The in-kind salary may not exceed 30 per cent of all of the considerations received by the employee.
The national minimum wage is established by the Government each year, and for 2015 it is € 9.080 per year (€ 648.60 per month). The employee has the right to receive two extraordinary payments, one in Christmas and the other at the time to be negotiated with the company. The minimum salary includes these two extra wages.
The maximum working hours are those agreed in the collective bargaining agreements, but in general, the maximum is 40 hours per week. Between the end of one working day and the beginning of the next working day must mediate twelve hours.
The time worked in excess over the 40 hours per week will be considered overtime.

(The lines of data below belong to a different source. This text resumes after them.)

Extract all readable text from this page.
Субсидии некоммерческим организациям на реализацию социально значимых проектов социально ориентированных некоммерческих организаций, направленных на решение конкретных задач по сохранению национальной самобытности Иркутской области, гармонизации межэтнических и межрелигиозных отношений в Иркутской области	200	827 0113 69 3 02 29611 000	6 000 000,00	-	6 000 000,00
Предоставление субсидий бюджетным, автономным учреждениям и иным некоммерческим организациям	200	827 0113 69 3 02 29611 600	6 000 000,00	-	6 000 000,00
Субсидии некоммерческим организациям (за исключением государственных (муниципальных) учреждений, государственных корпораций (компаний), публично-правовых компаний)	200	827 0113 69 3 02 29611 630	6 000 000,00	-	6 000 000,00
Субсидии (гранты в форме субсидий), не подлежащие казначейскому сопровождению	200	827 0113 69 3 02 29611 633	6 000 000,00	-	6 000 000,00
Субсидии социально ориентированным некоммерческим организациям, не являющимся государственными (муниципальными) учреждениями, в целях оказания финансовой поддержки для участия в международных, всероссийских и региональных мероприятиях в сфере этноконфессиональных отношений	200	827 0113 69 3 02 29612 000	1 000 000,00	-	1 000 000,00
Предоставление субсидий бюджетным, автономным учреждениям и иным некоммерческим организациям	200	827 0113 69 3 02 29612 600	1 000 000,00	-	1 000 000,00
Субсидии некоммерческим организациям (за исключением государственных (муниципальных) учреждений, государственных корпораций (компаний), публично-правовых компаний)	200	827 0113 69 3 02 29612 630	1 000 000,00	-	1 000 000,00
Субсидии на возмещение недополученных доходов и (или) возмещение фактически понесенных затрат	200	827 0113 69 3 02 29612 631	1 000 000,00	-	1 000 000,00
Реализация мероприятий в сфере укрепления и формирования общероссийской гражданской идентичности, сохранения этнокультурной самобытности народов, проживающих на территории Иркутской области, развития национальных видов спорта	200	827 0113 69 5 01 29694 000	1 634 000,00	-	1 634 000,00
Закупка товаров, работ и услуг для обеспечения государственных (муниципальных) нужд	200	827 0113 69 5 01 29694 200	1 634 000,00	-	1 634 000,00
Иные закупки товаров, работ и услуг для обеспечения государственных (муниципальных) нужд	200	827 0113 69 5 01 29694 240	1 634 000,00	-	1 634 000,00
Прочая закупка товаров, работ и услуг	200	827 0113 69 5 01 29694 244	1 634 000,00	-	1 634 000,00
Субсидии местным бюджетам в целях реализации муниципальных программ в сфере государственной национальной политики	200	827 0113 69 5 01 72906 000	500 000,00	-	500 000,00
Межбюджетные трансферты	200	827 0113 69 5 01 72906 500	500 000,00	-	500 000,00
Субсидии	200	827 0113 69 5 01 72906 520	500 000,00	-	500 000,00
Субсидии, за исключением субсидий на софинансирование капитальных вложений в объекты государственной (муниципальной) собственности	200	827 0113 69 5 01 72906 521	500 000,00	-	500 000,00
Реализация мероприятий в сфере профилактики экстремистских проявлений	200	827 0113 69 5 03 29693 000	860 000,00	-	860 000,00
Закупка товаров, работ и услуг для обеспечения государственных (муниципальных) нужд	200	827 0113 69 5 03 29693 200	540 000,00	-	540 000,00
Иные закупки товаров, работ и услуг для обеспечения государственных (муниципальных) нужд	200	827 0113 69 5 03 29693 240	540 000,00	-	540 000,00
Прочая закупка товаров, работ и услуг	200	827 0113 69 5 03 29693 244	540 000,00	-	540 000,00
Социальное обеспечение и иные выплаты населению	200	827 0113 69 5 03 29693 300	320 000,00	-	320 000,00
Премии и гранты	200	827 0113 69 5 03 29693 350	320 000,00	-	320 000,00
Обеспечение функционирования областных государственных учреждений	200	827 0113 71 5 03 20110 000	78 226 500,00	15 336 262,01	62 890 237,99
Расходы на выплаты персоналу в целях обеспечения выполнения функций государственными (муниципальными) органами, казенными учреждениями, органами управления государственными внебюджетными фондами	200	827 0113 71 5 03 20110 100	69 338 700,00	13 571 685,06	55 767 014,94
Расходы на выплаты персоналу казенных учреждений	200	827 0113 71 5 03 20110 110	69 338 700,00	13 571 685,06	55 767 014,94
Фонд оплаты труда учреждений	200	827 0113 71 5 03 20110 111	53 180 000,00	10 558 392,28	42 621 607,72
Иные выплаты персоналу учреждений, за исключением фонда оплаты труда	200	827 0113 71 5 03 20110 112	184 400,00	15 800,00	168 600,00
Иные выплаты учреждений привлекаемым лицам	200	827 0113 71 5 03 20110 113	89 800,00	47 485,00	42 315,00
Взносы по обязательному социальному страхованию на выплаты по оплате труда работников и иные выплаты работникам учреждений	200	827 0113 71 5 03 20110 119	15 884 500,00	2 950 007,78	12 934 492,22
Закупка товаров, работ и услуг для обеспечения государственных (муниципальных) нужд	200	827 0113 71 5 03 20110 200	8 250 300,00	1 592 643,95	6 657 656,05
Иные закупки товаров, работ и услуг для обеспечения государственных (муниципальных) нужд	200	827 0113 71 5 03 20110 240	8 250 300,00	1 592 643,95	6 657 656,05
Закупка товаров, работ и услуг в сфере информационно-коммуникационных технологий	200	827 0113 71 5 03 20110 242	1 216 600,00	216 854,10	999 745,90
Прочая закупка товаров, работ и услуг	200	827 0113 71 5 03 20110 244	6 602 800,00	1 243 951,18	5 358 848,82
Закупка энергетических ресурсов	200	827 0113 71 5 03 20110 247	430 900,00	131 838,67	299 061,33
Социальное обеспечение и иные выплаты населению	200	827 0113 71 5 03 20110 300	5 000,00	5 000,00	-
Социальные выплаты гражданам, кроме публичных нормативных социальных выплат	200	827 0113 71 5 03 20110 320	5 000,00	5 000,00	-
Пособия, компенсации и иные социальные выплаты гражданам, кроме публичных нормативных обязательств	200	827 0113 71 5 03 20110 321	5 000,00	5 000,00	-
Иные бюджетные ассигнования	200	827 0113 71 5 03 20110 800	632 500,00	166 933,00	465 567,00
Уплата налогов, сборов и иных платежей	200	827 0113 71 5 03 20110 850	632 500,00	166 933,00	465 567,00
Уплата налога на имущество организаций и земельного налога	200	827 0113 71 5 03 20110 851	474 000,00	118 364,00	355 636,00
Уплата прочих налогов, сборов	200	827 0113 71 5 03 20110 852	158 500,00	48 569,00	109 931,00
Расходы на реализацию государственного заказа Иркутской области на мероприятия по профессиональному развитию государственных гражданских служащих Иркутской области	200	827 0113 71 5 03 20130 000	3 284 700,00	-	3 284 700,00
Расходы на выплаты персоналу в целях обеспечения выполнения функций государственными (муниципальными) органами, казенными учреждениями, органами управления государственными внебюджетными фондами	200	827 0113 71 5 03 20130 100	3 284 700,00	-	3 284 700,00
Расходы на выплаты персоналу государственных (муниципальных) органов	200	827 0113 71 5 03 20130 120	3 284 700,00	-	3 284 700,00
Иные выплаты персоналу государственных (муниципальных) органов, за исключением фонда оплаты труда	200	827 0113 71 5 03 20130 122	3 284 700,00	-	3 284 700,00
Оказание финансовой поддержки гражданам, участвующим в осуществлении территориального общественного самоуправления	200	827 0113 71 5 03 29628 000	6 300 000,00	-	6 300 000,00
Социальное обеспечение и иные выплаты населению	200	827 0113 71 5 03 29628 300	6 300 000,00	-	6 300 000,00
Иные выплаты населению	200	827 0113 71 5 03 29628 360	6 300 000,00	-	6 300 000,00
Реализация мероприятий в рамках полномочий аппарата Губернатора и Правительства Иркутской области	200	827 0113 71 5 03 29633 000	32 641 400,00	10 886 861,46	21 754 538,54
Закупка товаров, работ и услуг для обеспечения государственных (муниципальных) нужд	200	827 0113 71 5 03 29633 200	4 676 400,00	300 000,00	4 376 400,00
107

The amount of overtime may not exceed 80 hours per year. Overtime will be voluntary in general.
The Statute of Employees considers as night work the work realized between 10 pm and 6 am. The employer who resorts regularly to this kind of work has to inform to the labor authority.
Weekly rest, holiday
The employees have the right for a weekly rest period of one day and a half, this time has to be uninterrupted, and as a general rule it shall include the Saturday evening or Monday morning and the whole Sunday.
The bank holidays cannot exceed the number of fourteen days per year including local holidays.
The employee, with prior notice and justification, may be absent from the work, with the right of remuneration, under the reasons established in the Statute of Employees, for e.g.: marriage, birth of a child, change of domicile.
The annual period of paid holidays will be, at least, 30 calendar days.
Special labour relationships for senior management personnel
The employees who are empowered to represent the company and in connection with the general objectives of the same, with autonomy and full responsibility are considered as senior management personnel.
The special relationship of the senior management personnel is based on the mutual confidence of the Parties.
The contract shall be made in writing and shall contain as a minimum:
- Identification of the Parties.
- The purpose of the contract.
- The agreed compensation, specifying, if it is the case, the amount in money or in in kind.
- The term of the contract.
This contract may be entered into for a trial period, but for not more than nine months. If the trial period has expired with no abandonment, the contract will produce full effect.
The Parties are free to agree the term of the contract but if they do not agree a specific term it shall be deemed as an indefinite contract.
The employee cannot conclude other contracts with other companies, unless expressly authorization of the employer.
The non- competition clauses, which cannot be for more than two years, shall be valid only if they comply with the requirements set forth at the RD 1382/1985.
- Termination by decision of the senior executive.
- The contract shall cease by the will of the senior executive, with an advance notice of three months.
- Termination by decision of the Company.
The senior executive can be ceased with the right to obtain the agreed indemnities, and in the lack of agreement with the amount set out in RD 1382/1985 (seven days of salary in cash per worked year, with the limit of six months’ salary.
The Company must serve a minimum advanced notice of three months. In case of non-compliance with the advance notification, the senior executive shall have the right for a compensation equivalent to the salaries that he will not obtain during that period.
In the event of disciplinary dismissal, (provided that it is qualified as unfair by Court), the indemnity amount will be the figure agreed through the contract, or if not agreed the equivalent to twenty days of salary per worked year, with the limit of twelve months salary.